Researchers in Italy and Israel conducted a clinical trial to test Vivomixx, a probiotic containing eight bacterial strains, in people with CF.

“We aimed to assess the effect of Vivomixx administration on clinical outcomes, metabolomics, inflammatory parameters, and glucose metabolism in CF patients,” the team wrote. Metabolomics refers to the large-scale study of small molecules, collectively known as the metabolome, within cells, biofluids, tissues, or organisms.
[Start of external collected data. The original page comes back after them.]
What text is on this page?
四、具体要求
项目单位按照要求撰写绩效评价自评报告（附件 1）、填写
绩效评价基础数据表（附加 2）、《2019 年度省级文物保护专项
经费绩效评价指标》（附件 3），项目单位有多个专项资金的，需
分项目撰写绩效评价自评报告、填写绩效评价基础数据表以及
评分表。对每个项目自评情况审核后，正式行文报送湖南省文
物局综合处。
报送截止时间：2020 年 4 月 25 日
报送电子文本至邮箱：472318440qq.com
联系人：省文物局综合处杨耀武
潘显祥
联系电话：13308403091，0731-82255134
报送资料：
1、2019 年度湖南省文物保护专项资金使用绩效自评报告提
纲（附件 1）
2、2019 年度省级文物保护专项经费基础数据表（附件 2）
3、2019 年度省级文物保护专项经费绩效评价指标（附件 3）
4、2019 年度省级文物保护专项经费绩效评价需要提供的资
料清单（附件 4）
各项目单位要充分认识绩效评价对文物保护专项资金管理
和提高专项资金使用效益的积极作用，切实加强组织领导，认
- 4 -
“To the best of our knowledge, this is the first study to examine the effect of probiotics on glucose metabolism and metabolomics in CF patients,” the scientists added.

The study enrolled 23 people with CF; most (52%) were female and the group’s mean age was about 17. Six patients had CFRD and were on standard insulin treatment.

Patients took Vivomixx daily for four months. Those younger than 12 received one sachet of Vivomixx each day, those between 12 and 18 took two sachets daily, and those older than 18 received two sachets twice a day. The probiotic treatment was generally well-tolerated, with no significant side effects reported.

Digestion-related quality of life, assessed by the Cystic Fibrosis Questionnaire-Revised (CFQ-R), improved significantly after two months on Vivomixx. By the end of the four-month trial, however, quality of life scores had decreased again until they were similar to scores at its start.

“Our study showed a transient improvement in the digestive symptom domain in CFQ-R,” the researchers wrote. They speculated that this pattern may be because participants were more likely to be taking the probiotic as instructed during earlier than later trial months, but “further conclusions cannot be made.”

Some patients “complained about the taste,” the study noted, and were advised to mix the powdered probiotic with cold foods such as yogurt or ice cream.

Analyses of 16 participants’ urine at the trial’s start and end showed that Vivomixx led to a significant increase in levels of several molecules related to glucose metabolism: namely, cysteine, lactulose, arabinose, mannitol, and indole 3-lactate. Significant decreases were observed in urinary levels of 3-methylhistidine and N-Acetyl glutamine, and also in stool levels of 2-hydroxyisobutyrate and 3-methyl-2-oxovalerate, based on data from seven participants.

These changes were significant in patients with and without CFRD, the researchers noted.

“In this single-center prospective pilot study, probiotic administration in CF patients resulted in significant changes in stool and urine metabolomics,” the team wrote. “The change in metabolites profile suggests a positive effect of Vivomixx on glucose metabolism in these patients.”

Researchers stressed that this study is limited by its small size, and by the lack of a control group of patients on a placebo.

“Larger, randomized double blind placebo-controlled studies using different probiotics products, will help in extending our knowledge,” the scientists wrote. “Understanding the interplay between microbial imbalance, inflammation, and glucose metabolism in CF may be beneficial in preventing CFRD.”